I'm 23 this year and pregnant with my first, I'm from the north west and a vast majority of my school friends are already parents. One friend who is 25 this year is trying for her first. Having children in my 20s has always been what I intended to do, its just not the done thing in my area, family or social group to wait longer than that. This goes for the women with careers aswell, most people I know have attained their career by this point anyway. I did loads of partying from 16-21, I was well and truly sick of it by then. Many women I know became parents in their teens.
I always find it odd so many women online etc say its so hard to find a man younger than 40 that wants kids...really? I'm sure the socio-economic status/type of man they are looking to attract/dating (likely one who is financially sorted and career/lifestyle minded, not family orientated) is the problem. I find working class men are far keener to settle down than middle/upper class men. You can't have everything, sometimes its best to forget about having a high earning career man as your partner as these are the type who generally want to live the single life for much longer and think about someone with a little less money and social standing. To me the most important thing in a partner is them being committed, family orientated and down to earth, not that they have a fantastic job and lots of economic opportunities...these men in general do not want to settle down early and who can blame them?

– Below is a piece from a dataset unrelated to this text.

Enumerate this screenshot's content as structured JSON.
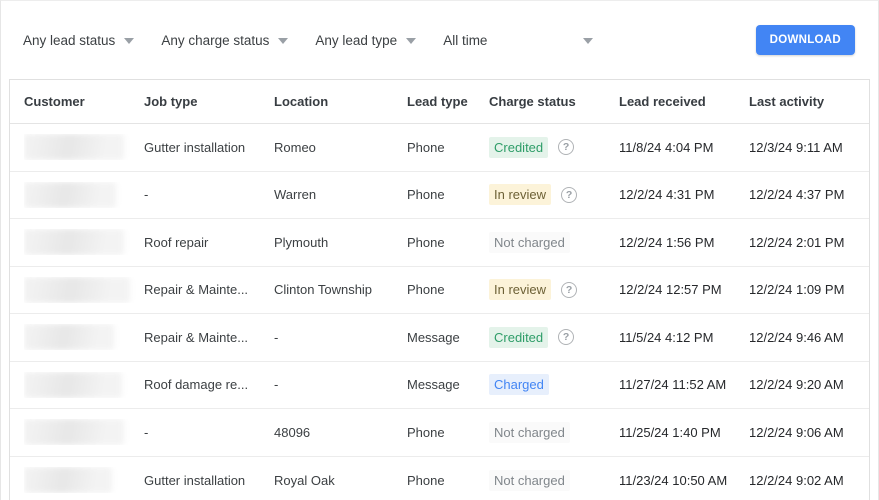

From my personal point of view, I see no point in waiting around if you know categorically it would be hell on earth for you to never have a family. If never having children is a risk your willing to take to put settling down off, then thats fine. I saw it as a huge risk and never having atleast 2 children would be very upsetting for me, like it or not in your 20s you are at your most attractive thus have the best chance of attracting a partner of your standards. I would start looking for husband/father material by my late 20s atleast. Obviously many ladies are beautiful 35+ but in general its not the ideal age range for men seeking women to have children with, they are not at their most fertile or attractive. This is something I've merely heard said by many men by the way, its not a personal dig from me!
Its well known many women have trouble getting a serious relationship at this age where he wants kids and its not uncommon for men to leave older women for a woman 10 years younger when he finally does want children.
At the end of the day its all about balance to me, I also know a woman (MIL!) who is pushing 60 now and never did anything with her life except have children from being 16, no career, no nothing, just had lots of children and drank alcohol her whole life. She is now extremely lost, having a mental breakdown and cannot cope with the fact her adult children have all grown up now and do not want or need her control and interference anymore. She has never had anything else to focus on in her life and I definately do not want to be in her shoes, she is a lonely, miserable battleaxe with terrible empty nest syndrome. I want (if I am lucky!) 3/4 children and then to work on my career, my DM had all hers in her 20s and now at 45 has the career she always wanted, own house, car and can go and do as she pleases. That is what I want, plus I'd feel very left out of my social circle if I waited till 35 to have children, no other women I know wait so long and I'd probably have little in common with older mothers as most seem to be from a different social class to me.